3-Combination test — This involves doing a Pap and HPV test at the same time; it is also called “co-testing.”
Screening tests can be done at any time during your menstrual cycle. However, not during the period.
Who should be screened?
The goal is to start screening at the point at which the benefits of screening are likely to outweigh the risks.
People who have received the vaccine should also be screened , since vaccines prevent the most common HPV infections but not all HPV infections.
Before age 21:
In healthy people, screening is not recommended
Age 21 to 29 —
- Screening can start in the age of 25 every 3 years with pap smear
Age 30 to 65
- HPV-only testing also called primary HPV testing) every five years if all results are normal
- “Co-testing” (both Pap and HPV testing) every five years
- A Pap test every three years if all results are normal
After age 65 — Most women with no risk factors can stop having cervical cancer screening after the age of 65
- Those who had all normal screening tests on a regular basis in the past.

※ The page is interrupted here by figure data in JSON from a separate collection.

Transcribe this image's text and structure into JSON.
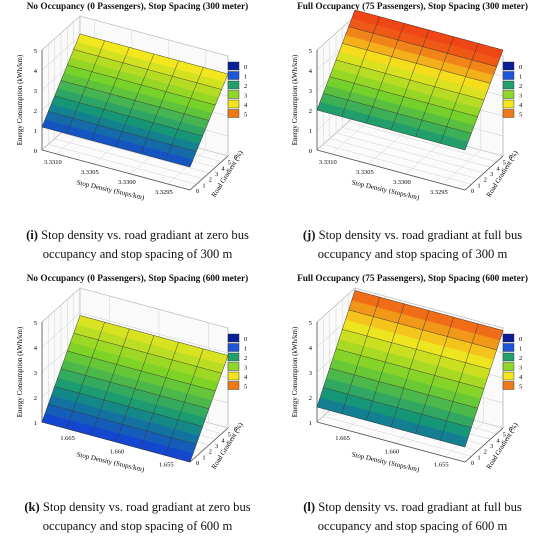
{
  "panels": [
    {
      "id": "i",
      "title": "No Occupancy (0 Passengers), Stop Spacing (300 meter)",
      "caption_letter": "(i)",
      "caption_line1": " Stop density vs. road gradiant at zero bus",
      "caption_line2": "occupancy and stop spacing of 300 m"
    },
    {
      "id": "j",
      "title": "Full Occupancy (75 Passengers), Stop Spacing (300 meter)",
      "caption_letter": "(j)",
      "caption_line1": " Stop density vs. road gradiant at full bus",
      "caption_line2": "occupancy and stop spacing of 300 m"
    },
    {
      "id": "k",
      "title": "No Occupancy (0 Passengers), Stop Spacing (600 meter)",
      "caption_letter": "(k)",
      "caption_line1": " Stop density vs. road gradiant at zero bus",
      "caption_line2": "occupancy and stop spacing of 600 m"
    },
    {
      "id": "l",
      "title": "Full Occupancy (75 Passengers), Stop Spacing (600 meter)",
      "caption_letter": "(l)",
      "caption_line1": " Stop density vs. road gradiant at full bus",
      "caption_line2": "occupancy and stop spacing of 600 m"
    }
  ],
  "chart_data": [
    {
      "type": "surface",
      "title": "No Occupancy (0 Passengers), Stop Spacing (300 meter)",
      "xlabel": "Stop Density (Stops/km)",
      "ylabel": "Road Gradient (%)",
      "zlabel": "Energy Consumption (kWh/km)",
      "x_ticks": [
        "3.3310",
        "3.3305",
        "3.3300",
        "3.3295"
      ],
      "x_range": [
        3.3292,
        3.3312
      ],
      "y_ticks": [
        "0",
        "1",
        "2",
        "3",
        "4",
        "5",
        "6"
      ],
      "y_range": [
        0,
        6
      ],
      "z_ticks": [
        "0",
        "1",
        "2",
        "3",
        "4",
        "5"
      ],
      "z_range": [
        0,
        5
      ],
      "surface": {
        "z_at_gradient_0": 1.15,
        "z_at_gradient_6": 4.1
      },
      "colorbar": {
        "levels": [
          "0",
          "1",
          "2",
          "3",
          "4",
          "5"
        ],
        "colors": [
          "#0a1e96",
          "#1f56d8",
          "#25a06a",
          "#8fd62a",
          "#f2e421",
          "#ee7a17"
        ]
      }
    },
    {
      "type": "surface",
      "title": "Full Occupancy (75 Passengers), Stop Spacing (300 meter)",
      "xlabel": "Stop Density (Stops/km)",
      "ylabel": "Road Gradient (%)",
      "zlabel": "Energy Consumption (kWh/km)",
      "x_ticks": [
        "3.3310",
        "3.3305",
        "3.3300",
        "3.3295"
      ],
      "x_range": [
        3.3292,
        3.3312
      ],
      "y_ticks": [
        "0",
        "1",
        "2",
        "3",
        "4",
        "5",
        "6"
      ],
      "y_range": [
        0,
        6
      ],
      "z_ticks": [
        "0",
        "1",
        "2",
        "3",
        "4",
        "5"
      ],
      "z_range": [
        0,
        5
      ],
      "surface": {
        "z_at_gradient_0": 2.0,
        "z_at_gradient_6": 5.3
      },
      "colorbar": {
        "levels": [
          "0",
          "1",
          "2",
          "3",
          "4",
          "5"
        ],
        "colors": [
          "#0a1e96",
          "#1f56d8",
          "#25a06a",
          "#8fd62a",
          "#f2e421",
          "#ee7a17"
        ]
      }
    },
    {
      "type": "surface",
      "title": "No Occupancy (0 Passengers), Stop Spacing (600 meter)",
      "xlabel": "Stop Density (Stops/km)",
      "ylabel": "Road Gradient (%)",
      "zlabel": "Energy Consumption (kWh/km)",
      "x_ticks": [
        "1.665",
        "1.660",
        "1.655"
      ],
      "x_range": [
        1.653,
        1.668
      ],
      "y_ticks": [
        "0",
        "1",
        "2",
        "3",
        "4",
        "5",
        "6"
      ],
      "y_range": [
        0,
        6
      ],
      "z_ticks": [
        "1",
        "2",
        "3",
        "4",
        "5"
      ],
      "z_range": [
        1,
        5
      ],
      "surface": {
        "z_at_gradient_0": 1.0,
        "z_at_gradient_6": 3.9
      },
      "colorbar": {
        "levels": [
          "0",
          "1",
          "2",
          "3",
          "4",
          "5"
        ],
        "colors": [
          "#0a1e96",
          "#1f56d8",
          "#25a06a",
          "#8fd62a",
          "#f2e421",
          "#ee7a17"
        ]
      }
    },
    {
      "type": "surface",
      "title": "Full Occupancy (75 Passengers), Stop Spacing (600 meter)",
      "xlabel": "Stop Density (Stops/km)",
      "ylabel": "Road Gradient (%)",
      "zlabel": "Energy Consumption (kWh/km)",
      "x_ticks": [
        "1.665",
        "1.660",
        "1.655"
      ],
      "x_range": [
        1.653,
        1.668
      ],
      "y_ticks": [
        "0",
        "1",
        "2",
        "3",
        "4",
        "5",
        "6"
      ],
      "y_range": [
        0,
        6
      ],
      "z_ticks": [
        "1",
        "2",
        "3",
        "4",
        "5"
      ],
      "z_range": [
        1,
        5
      ],
      "surface": {
        "z_at_gradient_0": 1.6,
        "z_at_gradient_6": 4.9
      },
      "colorbar": {
        "levels": [
          "0",
          "1",
          "2",
          "3",
          "4",
          "5"
        ],
        "colors": [
          "#0a1e96",
          "#1f56d8",
          "#25a06a",
          "#8fd62a",
          "#f2e421",
          "#ee7a17"
        ]
      }
    }
  ]
}
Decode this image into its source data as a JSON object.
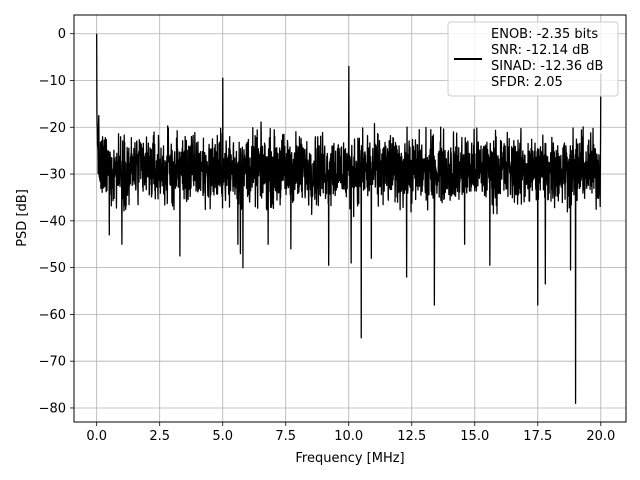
{
  "chart_data": {
    "type": "line",
    "title": "",
    "xlabel": "Frequency [MHz]",
    "ylabel": "PSD [dB]",
    "xlim": [
      -0.9,
      21.0
    ],
    "ylim": [
      -83,
      4
    ],
    "xticks": [
      0.0,
      2.5,
      5.0,
      7.5,
      10.0,
      12.5,
      15.0,
      17.5,
      20.0
    ],
    "xtick_labels": [
      "0.0",
      "2.5",
      "5.0",
      "7.5",
      "10.0",
      "12.5",
      "15.0",
      "17.5",
      "20.0"
    ],
    "yticks": [
      0,
      -10,
      -20,
      -30,
      -40,
      -50,
      -60,
      -70,
      -80
    ],
    "ytick_labels": [
      "0",
      "−10",
      "−20",
      "−30",
      "−40",
      "−50",
      "−60",
      "−70",
      "−80"
    ],
    "grid": true,
    "legend": {
      "placement": "upper-right",
      "entries": [
        "ENOB: -2.35 bits",
        "SNR: -12.14 dB",
        "SINAD: -12.36 dB",
        "SFDR: 2.05"
      ]
    },
    "series": [
      {
        "color": "#000000",
        "noise_floor_mean_db": -29,
        "noise_band_db": [
          -40,
          -18
        ],
        "peaks": [
          {
            "x": 0.0,
            "y": 0
          },
          {
            "x": 5.0,
            "y": -9.5
          },
          {
            "x": 10.0,
            "y": -7
          },
          {
            "x": 20.0,
            "y": -8.5
          }
        ],
        "dips": [
          {
            "x": 0.5,
            "y": -43
          },
          {
            "x": 1.0,
            "y": -45
          },
          {
            "x": 3.3,
            "y": -47.5
          },
          {
            "x": 5.6,
            "y": -45
          },
          {
            "x": 5.7,
            "y": -47
          },
          {
            "x": 5.8,
            "y": -50
          },
          {
            "x": 6.8,
            "y": -45
          },
          {
            "x": 7.7,
            "y": -46
          },
          {
            "x": 9.2,
            "y": -49.5
          },
          {
            "x": 10.1,
            "y": -49
          },
          {
            "x": 10.5,
            "y": -65
          },
          {
            "x": 10.9,
            "y": -48
          },
          {
            "x": 12.3,
            "y": -52
          },
          {
            "x": 13.4,
            "y": -58
          },
          {
            "x": 14.6,
            "y": -45
          },
          {
            "x": 15.6,
            "y": -49.5
          },
          {
            "x": 17.5,
            "y": -58
          },
          {
            "x": 17.8,
            "y": -53.5
          },
          {
            "x": 18.8,
            "y": -50.5
          },
          {
            "x": 19.0,
            "y": -79
          }
        ]
      }
    ]
  }
}
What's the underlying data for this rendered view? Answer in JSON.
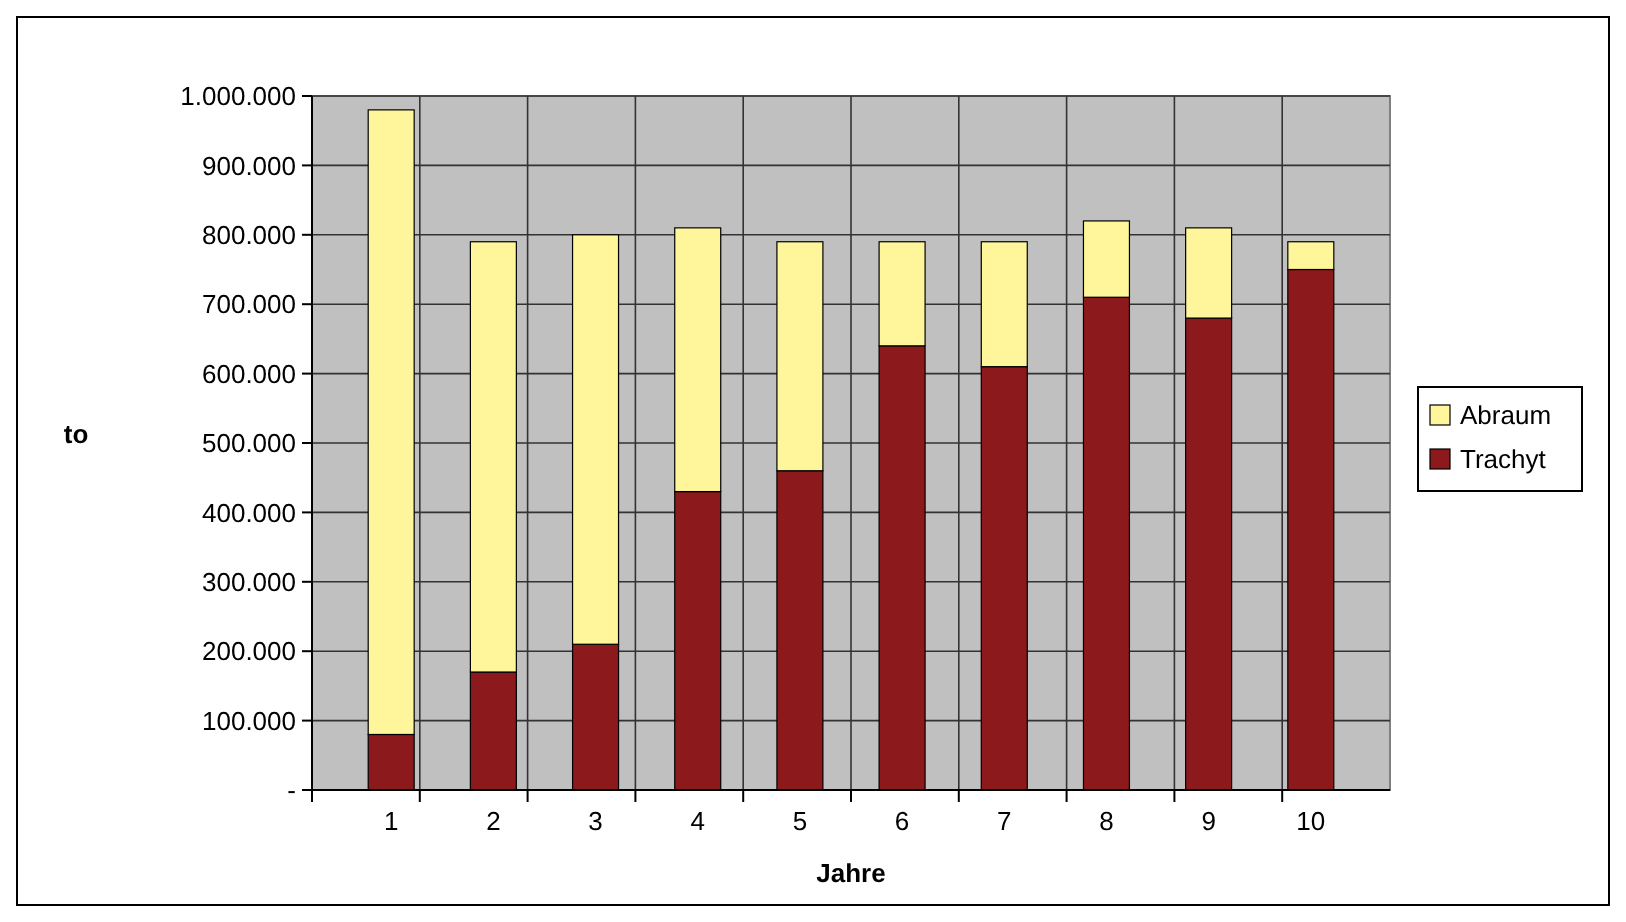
{
  "chart_data": {
    "type": "bar",
    "stacked": true,
    "xlabel": "Jahre",
    "ylabel": "to",
    "categories": [
      "1",
      "2",
      "3",
      "4",
      "5",
      "6",
      "7",
      "8",
      "9",
      "10"
    ],
    "series": [
      {
        "name": "Trachyt",
        "color": "#8c1a1c",
        "values": [
          80000,
          170000,
          210000,
          430000,
          460000,
          640000,
          610000,
          710000,
          680000,
          750000
        ]
      },
      {
        "name": "Abraum",
        "color": "#fff59a",
        "values": [
          900000,
          620000,
          590000,
          380000,
          330000,
          150000,
          180000,
          110000,
          130000,
          40000
        ]
      }
    ],
    "ylim": [
      0,
      1000000
    ],
    "yticks": [
      {
        "value": 0,
        "label": "-"
      },
      {
        "value": 100000,
        "label": "100.000"
      },
      {
        "value": 200000,
        "label": "200.000"
      },
      {
        "value": 300000,
        "label": "300.000"
      },
      {
        "value": 400000,
        "label": "400.000"
      },
      {
        "value": 500000,
        "label": "500.000"
      },
      {
        "value": 600000,
        "label": "600.000"
      },
      {
        "value": 700000,
        "label": "700.000"
      },
      {
        "value": 800000,
        "label": "800.000"
      },
      {
        "value": 900000,
        "label": "900.000"
      },
      {
        "value": 1000000,
        "label": "1.000.000"
      }
    ],
    "grid": true,
    "legend": "right"
  }
}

- Those who have had at least three normal Pap tests in a row or two normal co-tests (combination Pap and HPV tests) over the past 10 years, with the most recent test within the past 5 years.
Some Womwn with Risk factors need to continue having cervical cancer screening beyond the age of 65 if:
- They had an abnormal Pap test, an abnormal HPV test, or treatment for cancer or precancerous cells of the cervix, vagina, vulva, or anus.
- They have HIV infection or another condition that suppresses the immune system.
- They were exposed to diethylstilbestrol (DES) the womb – DES is (a drug that was given to many women before 1981 to prevent pregnancy complications).
After hysterectomy (surgical removal of the uterus and sometimes the cervix
- If cervix was removed, no need for further screening.
- If cevix is not removed ( regular guidelines should be followed)
SCREENING TEST RESULTS
Pap test — If a Pap test was done as part of your cervical cancer screening, the results from your Pap test will be available a few weeks after your visit. Pap test results may be reported as:
- Negative– Pap tests that have no abnormal, precancerous, or cancerous cells are labeled as negative for intraepithelial lesion or malignancy.
- Abnormal results– Cervical cells may appear abnormal for a variety of reasons. For example, you may have a cervical infection or you may have a precancerous area or even cervical cancer.
HPV test — If a human papillomavirus (HPV) test was done as part of your cervical cancer screening, the results will be available a few weeks after your visit. The results may be reported as:
- Negative– There are no high-risk HPV strains present.
- Positive– There are high-risk HPV strains present. Some labs will specify if the highest-risk HPV types (HPV 16 or HPV 18) are present.
Follow-up testing — If your Pap or HPV test results are abnormal, you may need follow-up testing or colposcopy ( checking the cervix with a microscope) and taking biopsy-depending on the abnormality.
Cervical cancer screening is easy and widely available and is the most important step in preventing cervical cancer and saving lives!